You've got an exported sandbox build sitting in `sandbox-export/`. You want to fold its settings page into your real app:

```bash
# In the real repo, in a Cursor or Claude Code session
> The settings page in sandbox-export/SettingsPage.tsx has the structure
  I want. Port it into app/(dashboard)/settings/page.tsx. Use the shared
  Card, Switch, Button, and Dialog components — do NOT bring over the
  sandbox's local ones. Use Zod for the schema. Run `bun tsc --noEmit`
  before you're done.
```

The agent can do this. It has the repo, the rules, the shared components, the test runner, and the type-checker.

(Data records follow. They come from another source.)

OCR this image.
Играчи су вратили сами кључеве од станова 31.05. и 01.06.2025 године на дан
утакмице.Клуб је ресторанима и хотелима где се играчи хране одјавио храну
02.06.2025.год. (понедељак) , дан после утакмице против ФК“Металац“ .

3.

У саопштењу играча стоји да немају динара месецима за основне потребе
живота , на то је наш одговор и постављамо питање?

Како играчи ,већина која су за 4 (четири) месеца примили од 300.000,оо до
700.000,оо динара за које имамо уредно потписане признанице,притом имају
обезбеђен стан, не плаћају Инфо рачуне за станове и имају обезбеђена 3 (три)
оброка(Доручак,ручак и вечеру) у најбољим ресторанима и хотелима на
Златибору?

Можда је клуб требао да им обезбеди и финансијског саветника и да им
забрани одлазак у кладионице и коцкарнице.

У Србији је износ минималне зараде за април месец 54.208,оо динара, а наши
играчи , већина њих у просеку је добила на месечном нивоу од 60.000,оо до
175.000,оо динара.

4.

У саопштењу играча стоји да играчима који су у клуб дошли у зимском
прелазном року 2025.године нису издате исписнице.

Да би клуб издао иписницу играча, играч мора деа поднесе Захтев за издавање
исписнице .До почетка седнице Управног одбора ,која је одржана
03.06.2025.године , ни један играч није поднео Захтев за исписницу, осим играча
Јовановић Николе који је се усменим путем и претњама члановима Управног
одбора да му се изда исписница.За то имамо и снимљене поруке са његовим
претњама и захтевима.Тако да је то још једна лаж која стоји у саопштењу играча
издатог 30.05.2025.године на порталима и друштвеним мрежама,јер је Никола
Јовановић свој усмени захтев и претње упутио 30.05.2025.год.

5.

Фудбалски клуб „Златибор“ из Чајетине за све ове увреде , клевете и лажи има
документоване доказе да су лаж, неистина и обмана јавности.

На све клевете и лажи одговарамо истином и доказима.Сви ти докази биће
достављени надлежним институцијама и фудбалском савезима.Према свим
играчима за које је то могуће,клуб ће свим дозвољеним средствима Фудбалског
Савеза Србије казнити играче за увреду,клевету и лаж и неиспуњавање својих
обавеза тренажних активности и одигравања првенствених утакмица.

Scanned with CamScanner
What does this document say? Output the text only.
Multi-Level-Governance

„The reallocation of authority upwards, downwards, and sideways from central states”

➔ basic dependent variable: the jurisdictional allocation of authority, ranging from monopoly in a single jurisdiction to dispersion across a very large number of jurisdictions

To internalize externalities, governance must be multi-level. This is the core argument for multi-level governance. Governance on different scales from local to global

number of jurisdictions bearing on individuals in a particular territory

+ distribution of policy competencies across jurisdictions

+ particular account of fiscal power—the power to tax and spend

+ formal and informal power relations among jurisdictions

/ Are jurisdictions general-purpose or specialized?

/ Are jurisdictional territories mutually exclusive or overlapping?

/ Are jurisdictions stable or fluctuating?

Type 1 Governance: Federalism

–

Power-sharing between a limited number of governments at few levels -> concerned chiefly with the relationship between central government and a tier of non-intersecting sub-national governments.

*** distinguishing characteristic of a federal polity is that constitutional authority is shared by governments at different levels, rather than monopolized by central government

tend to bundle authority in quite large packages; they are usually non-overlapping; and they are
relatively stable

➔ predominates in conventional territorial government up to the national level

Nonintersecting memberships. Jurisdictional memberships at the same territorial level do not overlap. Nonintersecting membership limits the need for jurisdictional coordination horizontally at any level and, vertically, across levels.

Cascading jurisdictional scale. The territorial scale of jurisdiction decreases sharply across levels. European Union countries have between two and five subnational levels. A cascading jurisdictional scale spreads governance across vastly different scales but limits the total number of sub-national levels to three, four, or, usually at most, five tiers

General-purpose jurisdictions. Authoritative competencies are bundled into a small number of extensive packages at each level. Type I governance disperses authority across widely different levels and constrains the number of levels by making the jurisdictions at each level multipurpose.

It cannot in any sandbox, because the sandbox has none of those.

Same shape for a deploy that needs an actual custom domain:

```bash
# Owned repo, on your machine
$ bun run deploy
→ checking credentials... ok
→ verifying DNS for app.example.com... ok
→ issuing TLS... ok
→ building web bundle... ok
→ triggering native builds for iOS + Android... ok
→ promoting web to production... ok
```

That is a one-line deploy because the kit's deploy script holds the pieces. The sandbox never could have run it: it doesn't have your DNS, your Apple credentials, your mobile build tokens.

## What this gets us

Sandboxed builders, frontier models, MCP connectors — all of it churns. Next quarter there will be a faster agent in a tighter sandbox with a better editor and a different business model. That's good. Use it for the part it's good at: getting from idea to screen, fast.

The owned kit + a file-system agent is the layer that doesn't churn underneath. Your `CLAUDE.md` works in Cursor this month and Claude Code next month. The same component renders on web, iOS, and Android today and will render on whatever ships the same API tomorrow. The deploy script holds the production keys whether you generated the code locally or exported it from a sandbox. That durability is the actual asset — the part that survives the model churn.

Build the ten-minute MVP in the sandbox. Then walk it through the handoff into a kit you own. That's the loop.